Les raz-de-marée, les éruptions volcaniques, les tours qui s’écroulent, les incendies de forêts, les tunnels qui s’effondrent, Publicis qui brûle et Aranda qui parle! Horrible ! Terrible ! Monstrueux ! Scandaleux ! Mais où est le scandale ? Le vrai scandale ? Le journal nous a-t-il dit autre chose que: soyez rassurés, vous voyez bien que la vie existe, avec ses hauts et ses bas, vous voyez bien qu’il se passe des choses.

Les journaux parlent de tout, sauf du journalier. Les journaux m’ennuient, ils ne m’apprennent rien; ce qu’ils racontent ne me concerne pas, ne m’interroge pas et ne répond pas davantage aux questions que je pose ou que je voudrais poser.

Ce qui se passe vraiment, ce que nous vivons, le reste, tout le reste, où est il ? Ce qui se passe chaque jour et qui revient chaque jour, le banal, le quotidien, I’évident, le commun, l’ordinaire, l’infra-ordinaire, le bruit de fond, I’habituel, comment en rendre compte, comment l’interroger, comment le décrire ?

Interroger l’habituel. Mais justement, nous y sommes habitués. Nous ne l’interrogeons pas, il ne nous interroge pas, il semble ne pas faire problème, nous le vivons sans y penser, comme s’il ne véhiculait ni question ni réponse, comme s’il n’était porteur d’aucune information. Ce n’est même plus du conditionnement, c’est de l’anesthésie. Nous dormons notre vie d’un sommeil sans rêves. Mais où est-elle, notre vie ? Où est notre corps ? Où est notre espace ?

Comment parler de ces   » choses communes «  , comment les traquer plutôt, comment les débusquer, les arracher à la gangue dans laquelle elles restent engluées, comment leur donner un sens, une langue : qu’elles parlent enfin de ce qui est, de ce que nous sommes.

Peut-être s’agit-il de fonder enfin notre propre anthropologie: celle qui parlera de nous, qui ira chercher en nous ce que nous avons si longtemps pillé chez les autres. Non plus l’exotique, mais l’endotique.

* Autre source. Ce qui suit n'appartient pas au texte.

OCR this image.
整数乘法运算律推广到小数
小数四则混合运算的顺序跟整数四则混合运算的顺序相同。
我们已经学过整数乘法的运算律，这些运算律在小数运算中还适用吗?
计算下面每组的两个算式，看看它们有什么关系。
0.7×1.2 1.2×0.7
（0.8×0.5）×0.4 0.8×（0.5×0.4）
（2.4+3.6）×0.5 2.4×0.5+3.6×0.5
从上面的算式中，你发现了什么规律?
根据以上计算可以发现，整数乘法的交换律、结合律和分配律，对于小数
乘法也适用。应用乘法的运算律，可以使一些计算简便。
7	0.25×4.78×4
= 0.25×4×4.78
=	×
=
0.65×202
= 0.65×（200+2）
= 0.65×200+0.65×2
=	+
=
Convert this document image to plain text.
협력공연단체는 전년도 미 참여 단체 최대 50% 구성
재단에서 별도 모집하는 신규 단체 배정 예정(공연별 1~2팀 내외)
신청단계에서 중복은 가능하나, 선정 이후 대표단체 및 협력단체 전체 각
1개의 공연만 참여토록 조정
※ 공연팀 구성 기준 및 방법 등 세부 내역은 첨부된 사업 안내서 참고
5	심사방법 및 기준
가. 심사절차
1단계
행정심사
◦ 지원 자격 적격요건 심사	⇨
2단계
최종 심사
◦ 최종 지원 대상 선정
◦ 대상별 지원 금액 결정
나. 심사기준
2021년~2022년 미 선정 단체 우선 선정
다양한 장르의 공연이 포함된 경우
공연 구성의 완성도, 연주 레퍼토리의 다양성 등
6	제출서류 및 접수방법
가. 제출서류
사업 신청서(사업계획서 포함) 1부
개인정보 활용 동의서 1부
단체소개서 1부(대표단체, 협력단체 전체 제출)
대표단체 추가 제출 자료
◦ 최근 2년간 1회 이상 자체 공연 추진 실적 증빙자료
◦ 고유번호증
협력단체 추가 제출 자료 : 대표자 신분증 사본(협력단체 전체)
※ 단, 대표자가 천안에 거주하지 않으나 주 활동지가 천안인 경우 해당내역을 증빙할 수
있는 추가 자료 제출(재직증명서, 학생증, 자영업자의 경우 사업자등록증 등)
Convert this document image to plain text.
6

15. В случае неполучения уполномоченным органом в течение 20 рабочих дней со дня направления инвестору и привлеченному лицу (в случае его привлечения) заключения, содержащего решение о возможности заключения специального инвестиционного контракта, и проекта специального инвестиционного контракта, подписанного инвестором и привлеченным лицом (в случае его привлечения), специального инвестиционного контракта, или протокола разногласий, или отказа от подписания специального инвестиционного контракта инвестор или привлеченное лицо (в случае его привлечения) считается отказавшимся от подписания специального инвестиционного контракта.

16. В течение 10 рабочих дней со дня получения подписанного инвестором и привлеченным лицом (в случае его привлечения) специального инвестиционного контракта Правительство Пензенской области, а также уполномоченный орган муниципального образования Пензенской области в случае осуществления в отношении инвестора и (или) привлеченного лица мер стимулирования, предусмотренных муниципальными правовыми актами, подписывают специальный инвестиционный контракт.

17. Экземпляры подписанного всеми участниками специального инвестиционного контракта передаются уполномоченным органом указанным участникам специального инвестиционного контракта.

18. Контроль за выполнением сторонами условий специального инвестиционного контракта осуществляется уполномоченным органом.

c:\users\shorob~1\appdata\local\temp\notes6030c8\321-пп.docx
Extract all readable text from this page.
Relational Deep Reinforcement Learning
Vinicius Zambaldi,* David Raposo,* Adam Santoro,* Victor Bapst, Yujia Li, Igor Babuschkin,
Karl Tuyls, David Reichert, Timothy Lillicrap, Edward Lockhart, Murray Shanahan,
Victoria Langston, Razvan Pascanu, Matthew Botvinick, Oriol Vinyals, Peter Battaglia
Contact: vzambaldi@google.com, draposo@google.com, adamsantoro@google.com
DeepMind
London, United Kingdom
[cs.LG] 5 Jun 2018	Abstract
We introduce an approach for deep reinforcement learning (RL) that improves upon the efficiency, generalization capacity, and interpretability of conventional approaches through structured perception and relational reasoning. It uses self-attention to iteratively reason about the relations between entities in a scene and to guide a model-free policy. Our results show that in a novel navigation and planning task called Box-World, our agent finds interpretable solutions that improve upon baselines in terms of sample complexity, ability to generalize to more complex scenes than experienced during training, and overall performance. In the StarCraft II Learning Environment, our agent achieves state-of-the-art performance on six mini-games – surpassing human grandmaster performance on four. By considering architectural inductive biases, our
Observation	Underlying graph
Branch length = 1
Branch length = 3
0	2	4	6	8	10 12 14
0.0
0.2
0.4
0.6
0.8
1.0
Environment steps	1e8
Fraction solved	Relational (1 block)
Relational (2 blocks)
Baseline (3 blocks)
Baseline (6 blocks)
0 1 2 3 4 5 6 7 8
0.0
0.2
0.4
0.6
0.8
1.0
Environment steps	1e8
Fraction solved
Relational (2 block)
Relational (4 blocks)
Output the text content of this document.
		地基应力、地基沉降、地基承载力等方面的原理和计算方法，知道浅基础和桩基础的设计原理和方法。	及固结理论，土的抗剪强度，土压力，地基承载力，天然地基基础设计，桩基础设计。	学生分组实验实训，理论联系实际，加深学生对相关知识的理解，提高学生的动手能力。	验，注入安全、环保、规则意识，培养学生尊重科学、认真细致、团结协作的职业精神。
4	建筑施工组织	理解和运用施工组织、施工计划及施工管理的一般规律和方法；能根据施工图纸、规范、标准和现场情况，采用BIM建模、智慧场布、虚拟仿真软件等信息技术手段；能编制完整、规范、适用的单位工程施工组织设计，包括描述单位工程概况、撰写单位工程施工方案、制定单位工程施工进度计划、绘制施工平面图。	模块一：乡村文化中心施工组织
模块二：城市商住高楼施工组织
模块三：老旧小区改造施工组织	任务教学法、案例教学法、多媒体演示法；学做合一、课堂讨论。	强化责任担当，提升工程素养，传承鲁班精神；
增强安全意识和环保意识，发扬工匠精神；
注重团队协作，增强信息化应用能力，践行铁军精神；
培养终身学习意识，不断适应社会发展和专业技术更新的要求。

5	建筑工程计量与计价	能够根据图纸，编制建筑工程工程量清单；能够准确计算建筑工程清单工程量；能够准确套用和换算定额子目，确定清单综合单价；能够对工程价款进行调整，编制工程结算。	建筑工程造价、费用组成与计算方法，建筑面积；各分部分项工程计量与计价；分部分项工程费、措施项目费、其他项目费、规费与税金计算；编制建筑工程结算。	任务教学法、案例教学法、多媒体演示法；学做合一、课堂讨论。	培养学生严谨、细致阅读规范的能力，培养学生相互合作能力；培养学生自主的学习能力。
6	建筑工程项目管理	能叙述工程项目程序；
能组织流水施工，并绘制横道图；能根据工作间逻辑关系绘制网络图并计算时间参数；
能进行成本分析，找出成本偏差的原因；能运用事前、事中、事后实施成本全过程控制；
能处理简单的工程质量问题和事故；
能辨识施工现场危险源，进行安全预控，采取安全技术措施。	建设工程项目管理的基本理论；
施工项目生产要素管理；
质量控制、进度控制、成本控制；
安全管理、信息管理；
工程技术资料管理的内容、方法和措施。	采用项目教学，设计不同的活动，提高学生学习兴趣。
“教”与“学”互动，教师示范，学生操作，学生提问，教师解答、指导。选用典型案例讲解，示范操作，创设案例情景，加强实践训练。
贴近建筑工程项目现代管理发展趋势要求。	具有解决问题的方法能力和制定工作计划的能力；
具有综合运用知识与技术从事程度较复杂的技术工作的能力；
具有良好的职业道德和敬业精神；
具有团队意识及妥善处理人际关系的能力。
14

Interroger ce qui semble tellement aller de soi que nous en avons oublié l’origine. Retrouver quelque chose de l’étonnement que pouvaient éprouver Jules Verne ou ses lecteurs en face d’un appareil capable de reproduire et de transporter les sons. Car il a existé, cet étonnement, et des milliers d’autres, et ce sont eux qui nous ont modelés.

Ce qu’il s’agit d’interroger, c’est la brique, le béton, le verre, nos manières de table, nos ustensiles, nos outils, nos emplois du temps, nos rythmes. Interroger ce qui semble avoir cessé à jamais de nous étonner. Nous vivons, certes, nous respirons, certes; nous marchons, nous ouvrons des portes, nous descendons des escaliers, nous nous asseyons à une table pour manger, nous nous couchons dans un lit pour dormir. Comment ? Où ? Quand ? Pourquoi ?

Décrivez votre rue. Décrivez-en une autre. Comparez.

Faites l’inventaire de vos poches, de votre sac. Interrogez-vous sur la provenance, l’usage et le devenir de chacun des objets que vous en retirez.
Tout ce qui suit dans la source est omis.